K.P. KULSKI: I am working on a project that I’ve shelved many times. I don’t think I knew how to tell the story just yet. After some urging from my old critique partners, I was convinced to pull it back out. It’s the right time, the story entwines Korean folktales, shamanism with Celtic mythos. Something of a portal fantasy, but dark and desperate, filled with brutality and beauty—all seething in the forest.
I am also working on what I think will be a novella but possibly a novelette. The story originally started as a short but grew into something bigger. I’ve been calling it my “the Yellow Wall Paper meets Studio Ghibli’s Spirited Away” story and of course, there are witches.

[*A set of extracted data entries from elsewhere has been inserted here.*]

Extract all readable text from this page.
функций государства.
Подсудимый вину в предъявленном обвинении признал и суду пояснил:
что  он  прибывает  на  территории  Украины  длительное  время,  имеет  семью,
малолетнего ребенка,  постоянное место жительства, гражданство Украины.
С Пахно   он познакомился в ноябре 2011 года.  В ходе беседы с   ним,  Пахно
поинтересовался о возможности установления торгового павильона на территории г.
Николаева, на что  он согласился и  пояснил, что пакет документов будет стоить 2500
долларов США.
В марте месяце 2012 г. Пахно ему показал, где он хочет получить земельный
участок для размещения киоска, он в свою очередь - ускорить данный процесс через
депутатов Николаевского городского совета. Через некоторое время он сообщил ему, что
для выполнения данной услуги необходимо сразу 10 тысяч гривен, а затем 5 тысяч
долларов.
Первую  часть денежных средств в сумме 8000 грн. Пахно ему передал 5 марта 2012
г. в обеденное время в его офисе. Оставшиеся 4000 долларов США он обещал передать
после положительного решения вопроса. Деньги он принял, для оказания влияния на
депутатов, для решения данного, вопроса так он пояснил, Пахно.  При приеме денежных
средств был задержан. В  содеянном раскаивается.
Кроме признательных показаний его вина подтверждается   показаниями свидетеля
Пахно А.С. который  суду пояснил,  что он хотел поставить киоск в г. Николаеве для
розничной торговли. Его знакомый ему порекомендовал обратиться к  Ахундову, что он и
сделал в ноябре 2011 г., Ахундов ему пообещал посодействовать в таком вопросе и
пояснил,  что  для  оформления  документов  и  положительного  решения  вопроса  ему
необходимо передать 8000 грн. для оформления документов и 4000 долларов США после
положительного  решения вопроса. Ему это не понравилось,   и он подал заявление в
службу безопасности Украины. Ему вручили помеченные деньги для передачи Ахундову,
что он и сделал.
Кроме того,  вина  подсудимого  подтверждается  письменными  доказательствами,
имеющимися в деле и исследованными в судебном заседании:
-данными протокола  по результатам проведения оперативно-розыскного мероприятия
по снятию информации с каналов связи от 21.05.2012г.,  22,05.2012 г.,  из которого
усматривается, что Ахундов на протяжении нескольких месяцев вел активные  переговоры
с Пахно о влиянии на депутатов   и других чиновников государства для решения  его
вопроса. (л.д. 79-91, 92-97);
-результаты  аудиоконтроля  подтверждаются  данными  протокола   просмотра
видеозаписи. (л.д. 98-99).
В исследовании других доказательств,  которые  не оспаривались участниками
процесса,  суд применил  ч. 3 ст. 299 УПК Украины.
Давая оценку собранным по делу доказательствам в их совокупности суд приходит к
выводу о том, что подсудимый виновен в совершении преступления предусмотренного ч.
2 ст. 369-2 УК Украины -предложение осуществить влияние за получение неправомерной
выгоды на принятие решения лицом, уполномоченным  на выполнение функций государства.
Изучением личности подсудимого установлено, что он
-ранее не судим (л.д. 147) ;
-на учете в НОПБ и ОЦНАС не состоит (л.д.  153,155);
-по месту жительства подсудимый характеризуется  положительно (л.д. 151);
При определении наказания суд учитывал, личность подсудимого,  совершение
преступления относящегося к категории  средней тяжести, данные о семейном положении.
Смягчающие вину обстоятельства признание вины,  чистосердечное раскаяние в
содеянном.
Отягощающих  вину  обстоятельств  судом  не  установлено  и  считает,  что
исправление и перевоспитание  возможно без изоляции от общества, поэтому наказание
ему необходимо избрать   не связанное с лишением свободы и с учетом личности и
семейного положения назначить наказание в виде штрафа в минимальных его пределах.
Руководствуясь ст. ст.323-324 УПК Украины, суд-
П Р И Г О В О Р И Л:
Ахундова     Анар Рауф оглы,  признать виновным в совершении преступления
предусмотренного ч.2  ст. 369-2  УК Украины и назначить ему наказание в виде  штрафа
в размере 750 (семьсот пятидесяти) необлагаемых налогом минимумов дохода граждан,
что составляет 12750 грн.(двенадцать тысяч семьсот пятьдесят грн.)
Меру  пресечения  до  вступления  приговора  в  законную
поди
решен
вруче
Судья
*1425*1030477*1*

LAUREL HIGHTOWER: I just finished a total rewrite of a manuscript, SILENT KEY. I’m letting it pickle a bit, then hope to edit and submit this year. I’ve got several short stories coming out in anthologies this year, and would love to put out a short story collection, and I’m working on several collaborations I’m excited about. There’s nothing solid on publications, but hoping that will change soon!
HAILEY PIPER: Right now I’m nailing down details on a work in progress from December 2020, a few short stories that I need to get finished up, and finalizing details for 2021’s releases. In spring, The Seventh Terrace will release my first short story collection, Unfortunate Elements of My Anatomy, and later Rooster Republic via Strangehouse Books will release my first novel, Queen of Teeth, a story of body horror, first in hardcover during the summer and then in paperback around November 2021. And then there’s a smattering of short stories appearing in Dark Matter Magazine, Far From Home, Hymns of Abomination, and more.
Happy reading, and happy Women in Horror Month!